Principal Investigator: Dr Niall Finneran, Reader in Archaeology
Bequia is the most northerly of the Grenadines, which connect Grenada in the south with St Vincent in the north.
One of the main aims of the project is to study the post-Emancipation cultural adaptations of the island, in this case the whaling and boatbuilding industries. In 2014 and 2015, the team undertook extensive survey work there, mapping fortifications, plantation structures and cisterns.
In 2015, a small shore-based tryworks (two large try pots in a brick furnace, one of the most characteristic features of the whaling industry) was recorded and excavated, and some of the historic whaling boats in the Bequia Boat Museum were recorded.

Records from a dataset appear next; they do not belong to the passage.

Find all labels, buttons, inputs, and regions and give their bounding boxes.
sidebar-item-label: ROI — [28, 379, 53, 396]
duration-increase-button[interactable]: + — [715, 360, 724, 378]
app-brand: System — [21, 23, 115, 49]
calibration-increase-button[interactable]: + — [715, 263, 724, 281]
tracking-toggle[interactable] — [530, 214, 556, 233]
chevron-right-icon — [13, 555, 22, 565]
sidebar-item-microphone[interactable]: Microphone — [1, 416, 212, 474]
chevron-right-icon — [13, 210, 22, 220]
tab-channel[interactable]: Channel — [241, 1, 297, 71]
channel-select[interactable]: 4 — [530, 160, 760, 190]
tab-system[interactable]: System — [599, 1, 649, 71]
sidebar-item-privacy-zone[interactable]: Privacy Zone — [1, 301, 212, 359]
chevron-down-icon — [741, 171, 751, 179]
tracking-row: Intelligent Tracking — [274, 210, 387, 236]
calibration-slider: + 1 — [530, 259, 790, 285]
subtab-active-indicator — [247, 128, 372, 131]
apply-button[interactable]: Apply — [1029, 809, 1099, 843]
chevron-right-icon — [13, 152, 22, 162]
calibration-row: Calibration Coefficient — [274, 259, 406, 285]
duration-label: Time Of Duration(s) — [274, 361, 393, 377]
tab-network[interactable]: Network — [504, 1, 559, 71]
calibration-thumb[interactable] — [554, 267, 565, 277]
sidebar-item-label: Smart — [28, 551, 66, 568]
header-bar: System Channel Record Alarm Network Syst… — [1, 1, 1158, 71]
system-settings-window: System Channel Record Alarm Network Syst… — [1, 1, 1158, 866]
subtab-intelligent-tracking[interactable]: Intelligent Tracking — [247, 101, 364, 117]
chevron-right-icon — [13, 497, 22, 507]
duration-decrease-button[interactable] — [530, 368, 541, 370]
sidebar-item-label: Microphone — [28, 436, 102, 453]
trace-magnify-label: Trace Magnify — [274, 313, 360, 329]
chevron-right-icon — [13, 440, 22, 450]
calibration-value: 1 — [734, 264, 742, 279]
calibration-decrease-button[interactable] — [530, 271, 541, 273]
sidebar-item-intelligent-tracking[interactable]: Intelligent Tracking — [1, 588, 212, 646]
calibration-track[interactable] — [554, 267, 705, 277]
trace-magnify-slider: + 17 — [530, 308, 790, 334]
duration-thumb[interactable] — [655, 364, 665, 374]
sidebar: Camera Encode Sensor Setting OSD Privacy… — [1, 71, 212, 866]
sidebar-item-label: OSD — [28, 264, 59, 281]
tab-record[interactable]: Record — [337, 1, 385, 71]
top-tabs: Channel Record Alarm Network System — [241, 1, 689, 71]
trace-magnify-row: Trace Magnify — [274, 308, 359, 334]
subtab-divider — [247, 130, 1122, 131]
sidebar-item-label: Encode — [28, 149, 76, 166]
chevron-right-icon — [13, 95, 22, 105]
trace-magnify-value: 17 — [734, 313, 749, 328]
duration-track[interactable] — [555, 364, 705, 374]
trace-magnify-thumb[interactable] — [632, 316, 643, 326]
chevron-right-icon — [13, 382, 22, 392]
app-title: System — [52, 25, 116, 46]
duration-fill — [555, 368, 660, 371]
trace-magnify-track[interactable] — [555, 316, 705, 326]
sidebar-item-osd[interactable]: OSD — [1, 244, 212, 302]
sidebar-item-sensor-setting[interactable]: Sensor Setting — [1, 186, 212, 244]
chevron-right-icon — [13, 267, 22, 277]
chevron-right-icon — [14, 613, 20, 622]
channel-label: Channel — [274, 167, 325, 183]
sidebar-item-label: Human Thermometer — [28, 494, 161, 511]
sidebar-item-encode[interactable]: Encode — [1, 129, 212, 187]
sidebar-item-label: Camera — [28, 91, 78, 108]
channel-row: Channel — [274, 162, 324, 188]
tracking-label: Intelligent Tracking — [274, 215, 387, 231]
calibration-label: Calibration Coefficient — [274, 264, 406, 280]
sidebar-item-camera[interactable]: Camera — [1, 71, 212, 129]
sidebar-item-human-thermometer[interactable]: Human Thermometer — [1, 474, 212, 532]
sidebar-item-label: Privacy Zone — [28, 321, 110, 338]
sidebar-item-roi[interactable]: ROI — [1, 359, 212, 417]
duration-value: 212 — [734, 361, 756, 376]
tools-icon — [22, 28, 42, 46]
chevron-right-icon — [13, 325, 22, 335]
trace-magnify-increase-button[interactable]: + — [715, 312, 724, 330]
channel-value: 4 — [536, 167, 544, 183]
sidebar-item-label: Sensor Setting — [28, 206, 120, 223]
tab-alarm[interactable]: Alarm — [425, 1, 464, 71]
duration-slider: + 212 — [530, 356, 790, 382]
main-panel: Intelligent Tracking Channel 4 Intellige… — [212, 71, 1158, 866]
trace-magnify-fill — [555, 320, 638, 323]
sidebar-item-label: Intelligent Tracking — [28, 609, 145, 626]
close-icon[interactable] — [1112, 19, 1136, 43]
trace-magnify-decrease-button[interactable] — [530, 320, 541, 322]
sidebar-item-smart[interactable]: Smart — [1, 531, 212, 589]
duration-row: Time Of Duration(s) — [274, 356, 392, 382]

These boats are important artefacts, evidence of a vernacular wooden boat building tradition that clearly fossilises elements of post-medieval British ship building technology as well as designs derived from the Yankee whaler boats of the 19th century.
Future work will include undertaking more maritime survey, boat recording and excavation work at the Old Fort sugar estate, as well as an important survey of the island of Balliceaux, where in 1796 some 4000 ‘Black Caribs/Garifuna’ were kept prisoner by the British prior to their deportation to Roatan off Honduras. Many Garifuna still regard the island as a very special site of memory.